Je suis dans le métro, assez plein pour que j'ai de quoi observer et pas assez pour que je me sente oppressé. L'ambiance que je préfère. J'aime bien avoir le luxe d'observer dans le calme d'une rame remplie. Et, à l'évidence, mon regard se pose naturellement sur ce qui m'ébahit. Un grand gaillard, un sdf qui pue et l'arme ultime, une jolie femme.
Mais voilà, pour quelles raisons une femme m'est-elle agréable à regarder ? Je connais mon style de femme aujourd'hui. C'est relativement récent et fluctuant mais aujourd'hui, je sais. J'aime les grandes brunes bien formées. Un intense regard et une femme qui a confiance en elle. Pas d'armure cela dit, une femme qui accueille l'inconnu avec enthousiasme. J'ai besoin de me sentir rassuré dans mes rapports de séduction et je me rends bien compte aujourd'hui que je suis très sensible aux parcours du combattant et je m'en éloigne instinctivement. Je m'égare cela dit.

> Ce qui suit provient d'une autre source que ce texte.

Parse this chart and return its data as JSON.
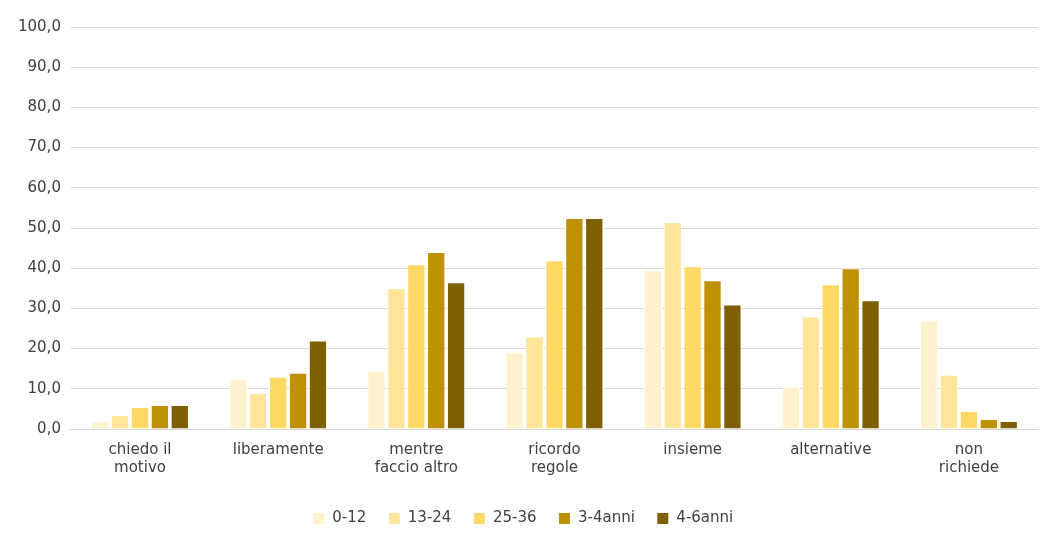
{
  "chart_data": {
    "type": "bar",
    "categories": [
      "chiedo il\nmotivo",
      "liberamente",
      "mentre\nfaccio altro",
      "ricordo\nregole",
      "insieme",
      "alternative",
      "non\nrichiede"
    ],
    "series": [
      {
        "name": "0-12",
        "color": "#fff2cc",
        "values": [
          2,
          12.5,
          14.5,
          19,
          39.5,
          10.5,
          27
        ]
      },
      {
        "name": "13-24",
        "color": "#ffe599",
        "values": [
          3.5,
          9,
          35,
          23,
          51.5,
          28,
          13.5
        ]
      },
      {
        "name": "25-36",
        "color": "#ffd966",
        "values": [
          5.5,
          13,
          41,
          42,
          40.5,
          36,
          4.5
        ]
      },
      {
        "name": "3-4anni",
        "color": "#bf9000",
        "values": [
          6,
          14,
          44,
          52.5,
          37,
          40,
          2.5
        ]
      },
      {
        "name": "4-6anni",
        "color": "#7f6000",
        "values": [
          6,
          22,
          36.5,
          52.5,
          31,
          32,
          2
        ]
      }
    ],
    "ylim": [
      0,
      100
    ],
    "yticks": [
      {
        "value": 0,
        "label": "0,0"
      },
      {
        "value": 10,
        "label": "10,0"
      },
      {
        "value": 20,
        "label": "20,0"
      },
      {
        "value": 30,
        "label": "30,0"
      },
      {
        "value": 40,
        "label": "40,0"
      },
      {
        "value": 50,
        "label": "50,0"
      },
      {
        "value": 60,
        "label": "60,0"
      },
      {
        "value": 70,
        "label": "70,0"
      },
      {
        "value": 80,
        "label": "80,0"
      },
      {
        "value": 90,
        "label": "90,0"
      },
      {
        "value": 100,
        "label": "100,0"
      }
    ],
    "grid": "y",
    "legend": "bottom"
  }
}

J'ai face à moi une alternative. Une fille qui correspond à mon style me plait moins qu'une autre qui a l'air bien plus sûr d'elle mais est subjectivement moins jolie. Est-ce la posture ? Le sourire ? Le maquillage ? Le style vestimentaire ? Aucune idée. Je constate que le plaisir des yeux est imprévisible.
Après tout, est-ce vraiment important ? Le coeur a ses raisons que la raison ignore comme dirait Pascal. Cela ne me suffit guère pourtant. Quel déterminisme entre en jeu dans l'appréciation de la beauté, phénomène on ne peut plus intime ? Influence biologique ? Socio-économique ? Morale ? Physiologique (donne-moi à manger et je t'appellerai Hélène) ?
Tout ce que je sais, c'est que lorsque je regarde la première, mon cœur bat plus fort, j'ai un peu plus chaud, mes mains tremblent légèrement, mon visage se détend. Mon regard devient plus intense, je zoome naturellement sur elle, sur son visage.

Le plus intéressant, ce sont les films qui se projettent sur mon cortex préfrontal. J'imagine l'approche, l'accroche. Je déduis logiquement les réactions plausibles en fonction de son attirance pour moi, la gêne du moment subi, son ouverture d'esprit. Je déroule ensuite la liste d'idées ou de blagues à sortir en fonction de sa réaction et je prépare le coup suivant. Dans ma tête, je suis Sun Tzu, je pratique l'art de la séduction comme un général de guerre et les soldats sont mes multiples personnalités. Tantôt joueur, tantôt père. Tant professeur, tantôt élève.

La vérité, c'est que je suis un piètre dragueur en soi et la beauté d'une fille me fait bégayer. Frappé par un Stupéfix de premier ordre, je n'ai que mon imagination pour contrer. Cette dernière est parfois motrice chez moi mais dans ces situations, elle peut aussi être déconnectée de la réalité. Clairement, à ce moment, je pense quasiment uniquement avec mon bas-ventre et celui-ci est resté atrophié trop longtemps et trop souvent pour que je lui fasse confiance. Une réelle tension se crée et ma posture se raidit. J'ai encore moins envie de bouger donc je reste tétanisé. Le serpent qui se mord la queue.
A cela vient s'ajouter mes échecs passés et une faible estime de soi. Je n'ai pas d'exemples de réussites probantes dans ces aventures et j'ai l'impression de ne pas mériter cette beauté qui ne m'appartient pas. Qui suis-je pour attirer l'œil d'une telle œuvre alors que son regard se porte sur tout et tous à la fois ?

En vrai, je n'en sais rien et je ne le saurai jamais. Du moins, pas tant que je continue de me poser la question sans chercher la réponse. Je peux donc soit arrêter de me poser la question, soit tenter d'y trouver une réponse définitive.
J'ai fait le choix d'arrêter de me poser la question. Chercher la réponse me confronte à une boule de souffrance que je pousse sans jamais parvenir à la faire descendre de l'autre côté de la pente. Et manifestement, je suis ni mort ni un mythe.